A new study published Wednesday in Cell Reports found that progesterone regulates the microbial composition of bacteria during pregnancy in a way that may help the baby develop.

The study was conducted by Dr. Omry Koren of the Azrieli Faculty of Medicine together with Prof. Yoram Louzon of the Department of Mathematics at Bar-Ilan University, together with researchers from Beilinson Hospital.

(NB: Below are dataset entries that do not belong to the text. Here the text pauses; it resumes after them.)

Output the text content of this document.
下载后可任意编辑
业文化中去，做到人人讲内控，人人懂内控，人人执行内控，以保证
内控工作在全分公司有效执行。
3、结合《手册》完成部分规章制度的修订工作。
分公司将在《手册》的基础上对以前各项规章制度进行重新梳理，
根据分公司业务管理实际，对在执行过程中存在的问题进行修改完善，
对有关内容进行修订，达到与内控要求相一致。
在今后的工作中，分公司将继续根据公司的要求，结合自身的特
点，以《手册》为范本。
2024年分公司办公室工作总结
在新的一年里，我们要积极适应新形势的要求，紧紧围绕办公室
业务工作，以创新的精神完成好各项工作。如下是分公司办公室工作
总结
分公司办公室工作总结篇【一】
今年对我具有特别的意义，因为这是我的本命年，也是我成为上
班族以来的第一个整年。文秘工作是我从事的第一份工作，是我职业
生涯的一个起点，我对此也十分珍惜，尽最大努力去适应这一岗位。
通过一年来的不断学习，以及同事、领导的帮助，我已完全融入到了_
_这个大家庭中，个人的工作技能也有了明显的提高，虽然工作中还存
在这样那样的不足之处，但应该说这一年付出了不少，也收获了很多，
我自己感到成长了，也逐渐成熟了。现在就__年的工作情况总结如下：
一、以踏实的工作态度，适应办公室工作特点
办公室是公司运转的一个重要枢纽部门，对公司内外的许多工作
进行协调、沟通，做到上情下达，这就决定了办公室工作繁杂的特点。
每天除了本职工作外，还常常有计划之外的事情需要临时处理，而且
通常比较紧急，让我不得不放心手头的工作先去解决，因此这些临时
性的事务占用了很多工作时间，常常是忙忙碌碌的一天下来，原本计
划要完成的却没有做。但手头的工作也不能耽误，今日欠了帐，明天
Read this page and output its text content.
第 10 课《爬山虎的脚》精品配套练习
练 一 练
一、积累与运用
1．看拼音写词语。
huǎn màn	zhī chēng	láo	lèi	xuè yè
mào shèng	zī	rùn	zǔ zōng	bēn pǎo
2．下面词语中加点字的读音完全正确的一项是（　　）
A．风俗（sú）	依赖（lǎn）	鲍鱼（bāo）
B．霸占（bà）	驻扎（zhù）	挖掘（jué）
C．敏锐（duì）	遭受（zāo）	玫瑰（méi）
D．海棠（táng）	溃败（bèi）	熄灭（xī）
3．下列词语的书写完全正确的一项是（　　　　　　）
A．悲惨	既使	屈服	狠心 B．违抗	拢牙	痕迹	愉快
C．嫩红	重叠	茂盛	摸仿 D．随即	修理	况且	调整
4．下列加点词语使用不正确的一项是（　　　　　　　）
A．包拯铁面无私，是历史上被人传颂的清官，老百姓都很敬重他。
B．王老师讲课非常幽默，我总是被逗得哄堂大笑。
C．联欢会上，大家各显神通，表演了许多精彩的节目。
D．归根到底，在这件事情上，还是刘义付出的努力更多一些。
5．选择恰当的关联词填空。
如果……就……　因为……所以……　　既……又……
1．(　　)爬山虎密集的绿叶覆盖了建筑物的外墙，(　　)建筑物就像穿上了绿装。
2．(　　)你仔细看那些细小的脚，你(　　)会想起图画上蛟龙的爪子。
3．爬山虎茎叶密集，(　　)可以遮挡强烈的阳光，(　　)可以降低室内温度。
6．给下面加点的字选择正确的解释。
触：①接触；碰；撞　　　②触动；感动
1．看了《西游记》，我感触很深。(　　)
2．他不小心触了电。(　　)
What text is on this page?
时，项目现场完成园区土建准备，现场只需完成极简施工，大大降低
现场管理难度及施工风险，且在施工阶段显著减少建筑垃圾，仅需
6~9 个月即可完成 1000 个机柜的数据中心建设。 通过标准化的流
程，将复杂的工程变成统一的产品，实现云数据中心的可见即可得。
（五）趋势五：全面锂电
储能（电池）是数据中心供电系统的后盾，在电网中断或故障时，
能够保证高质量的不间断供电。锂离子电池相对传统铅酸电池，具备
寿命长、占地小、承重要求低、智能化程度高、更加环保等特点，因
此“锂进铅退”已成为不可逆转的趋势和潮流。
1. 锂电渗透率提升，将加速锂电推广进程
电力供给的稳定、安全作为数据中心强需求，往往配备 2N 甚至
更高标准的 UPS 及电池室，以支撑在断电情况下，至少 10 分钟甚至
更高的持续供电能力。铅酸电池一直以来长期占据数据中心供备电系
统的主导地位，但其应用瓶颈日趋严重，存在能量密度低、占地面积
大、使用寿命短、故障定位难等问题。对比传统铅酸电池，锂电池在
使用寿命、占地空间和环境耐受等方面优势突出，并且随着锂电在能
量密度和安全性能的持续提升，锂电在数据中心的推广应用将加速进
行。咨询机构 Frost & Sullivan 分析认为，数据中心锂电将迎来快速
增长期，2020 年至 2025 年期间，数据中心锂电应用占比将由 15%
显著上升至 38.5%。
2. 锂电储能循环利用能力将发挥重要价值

The researchers studied changes in bacteria as pregnancy progressed and discovered a dramatic change in the composition of bacteria during late pregnancy, including an increase in the relative abundance of Bifidobacterium. These bacteria are crucial for infants because they metabolize healthy sugars in breast milk that are important for babies’ growth. They also contain probiotic capabilities. Previous research has shown that a lack of increase in Bifidobacterium during pregnancy correlates with preterm delivery.

The researchers, led by Koren, discovered that pregnant women exhibited an increase in the level of progesterone accompanied by an increased inflammatory response. They also recorded an increase in other bacteria, but Bifidobacterium was the only one bacteria that was identical to pregnancy in mice. When they imitated pregnancy in mice (using progesterone) they again found that Bifidobacterium increased, leading them to conclude that Bifidobacterium somehow senses progesterone and reacts to it. When the researchers administered progesterone in vitro, they again found that Bifidobacterium increased rapidly. This led them to conclude that Bifidobacterium senses and responds to progesterone.

"Our results delineate a model in which progesterone promotes growth of Bifidobacterium during late pregnancy. The findings provide new insights into understanding the relationship not only between hormones and intestinal bacteria during pregnancy, but also for other conditions in which hormones are involved, such as progesterone supplementation as a component of fertility treatments or therapy in menopausal women," said Dr. Koren.

Koren and team are now attempting to identify how these bacteria react, what genes are turned on, what other pregnancy hormones do and what effect they have.

This research was funded by the Israel Science Foundation, the Israel Ministry of Health, the Minerva Foundation, the Marie Curie FP7, an Alon Fellowship, and a Carasso Fellowship.